In Kabuler, Magnum photographers employ sections of a traditional magazine to craft a holistic view of Afghanistan, organized with an editorial cadence designed to temper sensational expectations and offer a steadier, more nuanced reading of life there.

Forbes named Cristina de Middel among the 100 most influential women in Spain

All these strands, along with depictions of the Taliban’s perspective on Afghanistan, the migratory journeys through Mexico toward the so-called center of the world (as in Verne’s novel), and the varied angles on prostitution—from a worker’s view to the lives surrounding sex work—are presented without judgment. The show also revisits the life and miracles of Paula P. and the market-driven realities faced by sex workers who agreed to be photographed. Gentlemen’s Club shifts the lens toward multiple viewpoints, inviting viewers to form their own opinions.

“Journey to the Center” photo. Christina de Middel

A scheduled interview with Cristina de Middel and Semiramis González will take place on Tuesday, October 17, via the ZOOM platform.
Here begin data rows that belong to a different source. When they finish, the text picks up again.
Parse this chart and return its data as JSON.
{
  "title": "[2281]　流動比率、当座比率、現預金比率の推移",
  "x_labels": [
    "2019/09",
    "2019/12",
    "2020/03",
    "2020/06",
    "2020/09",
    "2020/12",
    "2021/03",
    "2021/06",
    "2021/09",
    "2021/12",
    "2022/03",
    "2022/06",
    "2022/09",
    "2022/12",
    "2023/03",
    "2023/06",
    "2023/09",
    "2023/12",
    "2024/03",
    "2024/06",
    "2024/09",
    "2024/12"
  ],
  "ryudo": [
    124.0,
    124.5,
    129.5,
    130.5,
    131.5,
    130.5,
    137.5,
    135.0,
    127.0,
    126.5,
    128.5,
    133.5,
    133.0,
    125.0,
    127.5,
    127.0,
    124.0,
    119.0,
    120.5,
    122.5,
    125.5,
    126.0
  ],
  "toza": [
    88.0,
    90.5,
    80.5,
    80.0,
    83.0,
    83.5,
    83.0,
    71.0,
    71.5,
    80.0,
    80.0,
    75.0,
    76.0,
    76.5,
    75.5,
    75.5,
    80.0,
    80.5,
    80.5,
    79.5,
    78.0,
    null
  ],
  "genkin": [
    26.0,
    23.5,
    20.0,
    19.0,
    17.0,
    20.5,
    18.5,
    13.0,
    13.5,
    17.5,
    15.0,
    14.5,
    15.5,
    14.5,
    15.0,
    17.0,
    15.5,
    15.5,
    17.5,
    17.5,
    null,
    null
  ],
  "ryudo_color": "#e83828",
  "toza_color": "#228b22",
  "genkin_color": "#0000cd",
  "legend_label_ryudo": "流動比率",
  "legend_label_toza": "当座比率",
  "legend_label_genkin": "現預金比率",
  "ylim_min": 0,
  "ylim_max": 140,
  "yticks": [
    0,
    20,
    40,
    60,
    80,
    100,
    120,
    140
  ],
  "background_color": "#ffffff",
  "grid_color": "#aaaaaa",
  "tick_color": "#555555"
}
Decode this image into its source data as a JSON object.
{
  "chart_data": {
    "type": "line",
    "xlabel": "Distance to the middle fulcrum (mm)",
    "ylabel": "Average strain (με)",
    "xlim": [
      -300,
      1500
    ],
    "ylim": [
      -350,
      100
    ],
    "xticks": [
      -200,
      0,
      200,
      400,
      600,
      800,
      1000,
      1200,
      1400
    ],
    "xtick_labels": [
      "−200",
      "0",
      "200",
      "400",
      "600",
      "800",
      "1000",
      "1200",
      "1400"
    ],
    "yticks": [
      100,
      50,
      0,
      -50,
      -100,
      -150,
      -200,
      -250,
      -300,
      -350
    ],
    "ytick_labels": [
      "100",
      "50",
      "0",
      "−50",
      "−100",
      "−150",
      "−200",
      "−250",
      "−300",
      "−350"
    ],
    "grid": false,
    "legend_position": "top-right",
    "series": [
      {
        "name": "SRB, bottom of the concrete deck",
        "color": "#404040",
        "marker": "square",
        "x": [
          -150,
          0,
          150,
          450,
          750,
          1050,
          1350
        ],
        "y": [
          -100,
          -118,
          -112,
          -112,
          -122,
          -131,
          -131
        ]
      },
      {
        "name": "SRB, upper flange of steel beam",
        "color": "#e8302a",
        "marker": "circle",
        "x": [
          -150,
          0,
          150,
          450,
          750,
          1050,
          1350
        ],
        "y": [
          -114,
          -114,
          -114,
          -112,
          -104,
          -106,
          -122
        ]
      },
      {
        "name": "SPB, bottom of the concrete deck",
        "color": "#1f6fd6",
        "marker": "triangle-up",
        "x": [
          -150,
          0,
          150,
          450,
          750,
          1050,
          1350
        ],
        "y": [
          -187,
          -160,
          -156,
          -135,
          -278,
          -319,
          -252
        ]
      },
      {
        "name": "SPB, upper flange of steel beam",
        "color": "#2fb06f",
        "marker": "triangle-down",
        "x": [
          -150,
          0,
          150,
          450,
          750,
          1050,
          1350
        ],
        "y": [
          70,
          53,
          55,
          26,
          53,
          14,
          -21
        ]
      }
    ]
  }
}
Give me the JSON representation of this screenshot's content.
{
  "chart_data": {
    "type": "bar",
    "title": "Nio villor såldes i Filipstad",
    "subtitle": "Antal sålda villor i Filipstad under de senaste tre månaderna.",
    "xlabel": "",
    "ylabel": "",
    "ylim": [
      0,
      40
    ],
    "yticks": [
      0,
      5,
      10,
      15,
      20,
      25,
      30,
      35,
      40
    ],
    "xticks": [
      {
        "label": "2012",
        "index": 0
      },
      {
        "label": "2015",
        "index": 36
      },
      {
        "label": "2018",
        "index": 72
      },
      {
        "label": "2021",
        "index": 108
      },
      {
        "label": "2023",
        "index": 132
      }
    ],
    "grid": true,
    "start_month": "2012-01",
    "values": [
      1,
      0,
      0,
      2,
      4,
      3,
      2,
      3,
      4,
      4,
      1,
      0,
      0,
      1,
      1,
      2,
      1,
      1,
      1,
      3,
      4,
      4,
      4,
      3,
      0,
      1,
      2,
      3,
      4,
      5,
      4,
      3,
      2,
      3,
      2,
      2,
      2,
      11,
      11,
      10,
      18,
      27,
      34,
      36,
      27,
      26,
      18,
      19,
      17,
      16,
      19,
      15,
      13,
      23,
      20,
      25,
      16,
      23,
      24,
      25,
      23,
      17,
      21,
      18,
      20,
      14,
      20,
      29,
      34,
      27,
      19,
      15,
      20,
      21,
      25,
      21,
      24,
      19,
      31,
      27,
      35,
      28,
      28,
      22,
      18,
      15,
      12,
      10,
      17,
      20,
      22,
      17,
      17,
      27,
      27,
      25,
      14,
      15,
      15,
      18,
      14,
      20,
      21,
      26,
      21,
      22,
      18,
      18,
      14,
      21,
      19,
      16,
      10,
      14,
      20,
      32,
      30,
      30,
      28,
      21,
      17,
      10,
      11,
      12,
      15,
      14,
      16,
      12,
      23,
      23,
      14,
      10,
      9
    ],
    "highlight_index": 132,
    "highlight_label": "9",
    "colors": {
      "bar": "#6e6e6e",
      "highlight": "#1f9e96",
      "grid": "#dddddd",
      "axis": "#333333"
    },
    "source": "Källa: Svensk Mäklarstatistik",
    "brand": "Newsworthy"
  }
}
The session will not be recorded or published on any other digital channel.

Valencia Community Award

The Alicante photographer also received another honor yesterday, adding to a long list of recognitions. This time, the Valencia Community Journalism Awards granted a professional career award in recognition of her work. The ceremony, organized by the CSIF union, also honored Javier Ivanyez in the Revelation Journalist category and Gustavo Clemente with the Journalist of the Year award in its fourteenth edition.
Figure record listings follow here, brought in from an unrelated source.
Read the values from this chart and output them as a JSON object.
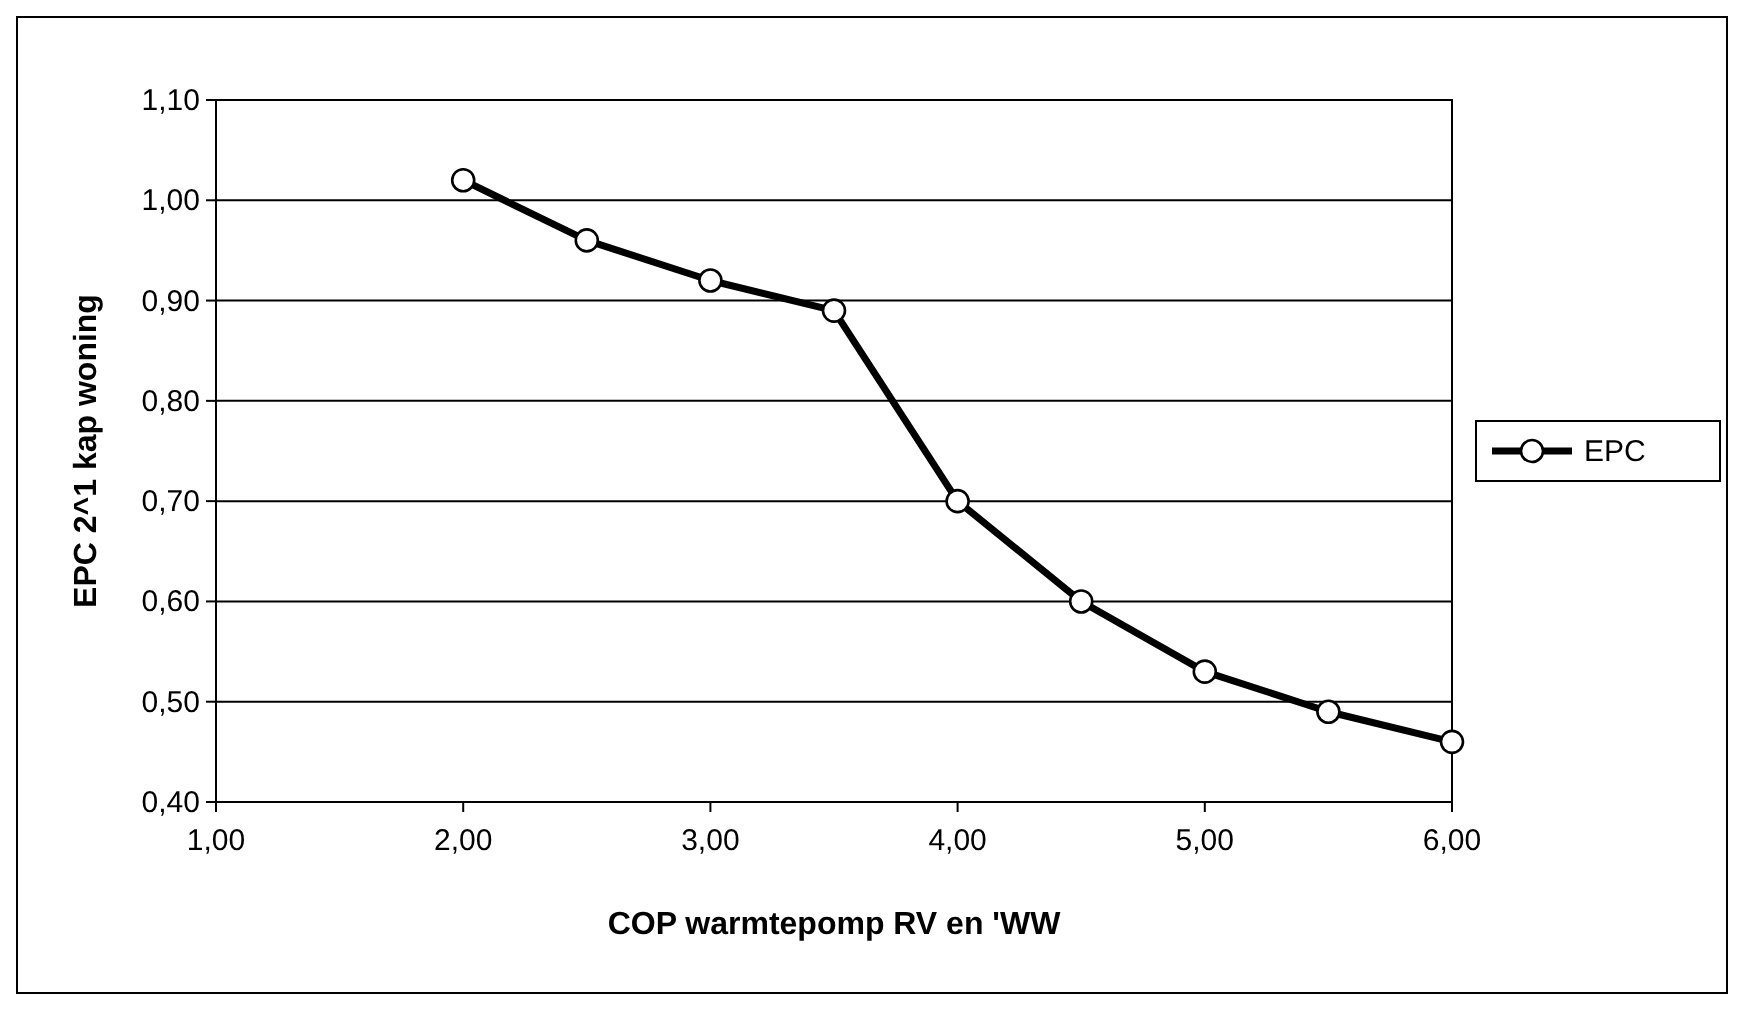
{
  "chart_data": {
    "type": "line",
    "xlabel": "COP warmtepomp RV en 'WW",
    "ylabel": "EPC 2^1 kap woning",
    "x": [
      2,
      2.5,
      3,
      3.5,
      4,
      4.5,
      5,
      5.5,
      6
    ],
    "series": [
      {
        "name": "EPC",
        "color": "#000000",
        "values": [
          1.02,
          0.96,
          0.92,
          0.89,
          0.7,
          0.6,
          0.53,
          0.49,
          0.46
        ]
      }
    ],
    "xlim": [
      1,
      6
    ],
    "xticks": [
      {
        "value": 1,
        "label": "1,00"
      },
      {
        "value": 2,
        "label": "2,00"
      },
      {
        "value": 3,
        "label": "3,00"
      },
      {
        "value": 4,
        "label": "4,00"
      },
      {
        "value": 5,
        "label": "5,00"
      },
      {
        "value": 6,
        "label": "6,00"
      }
    ],
    "ylim": [
      0.4,
      1.1
    ],
    "yticks": [
      {
        "value": 0.4,
        "label": "0,40"
      },
      {
        "value": 0.5,
        "label": "0,50"
      },
      {
        "value": 0.6,
        "label": "0,60"
      },
      {
        "value": 0.7,
        "label": "0,70"
      },
      {
        "value": 0.8,
        "label": "0,80"
      },
      {
        "value": 0.9,
        "label": "0,90"
      },
      {
        "value": 1.0,
        "label": "1,00"
      },
      {
        "value": 1.1,
        "label": "1,10"
      }
    ],
    "grid": "y",
    "legend": "right",
    "marker": "circle",
    "line_style": "solid"
  }
}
“Afronauts” is on view at Tate Modern in London

Christina de Middel participates in a group show at Tate Modern in London, contributing with her television series Afronauts, which was adapted into a photo book in 2012. The exhibition, A Common World: Contemporary African Photography, runs until January 14 and brings together more than thirty artists who explore Africa’s cultural and historical narratives through photographs, film, and other media.

Christina de Middel published Afronauts in 2012, a book that earned critical acclaim and helped earn her a nomination for the Deutsche Börse Photography Prize in 2013. Tate Modern acquired the entire Afronauts series in 2018, along with Snap Fingers and Whistle (2013) and Poly-Spam (2009), among earlier works.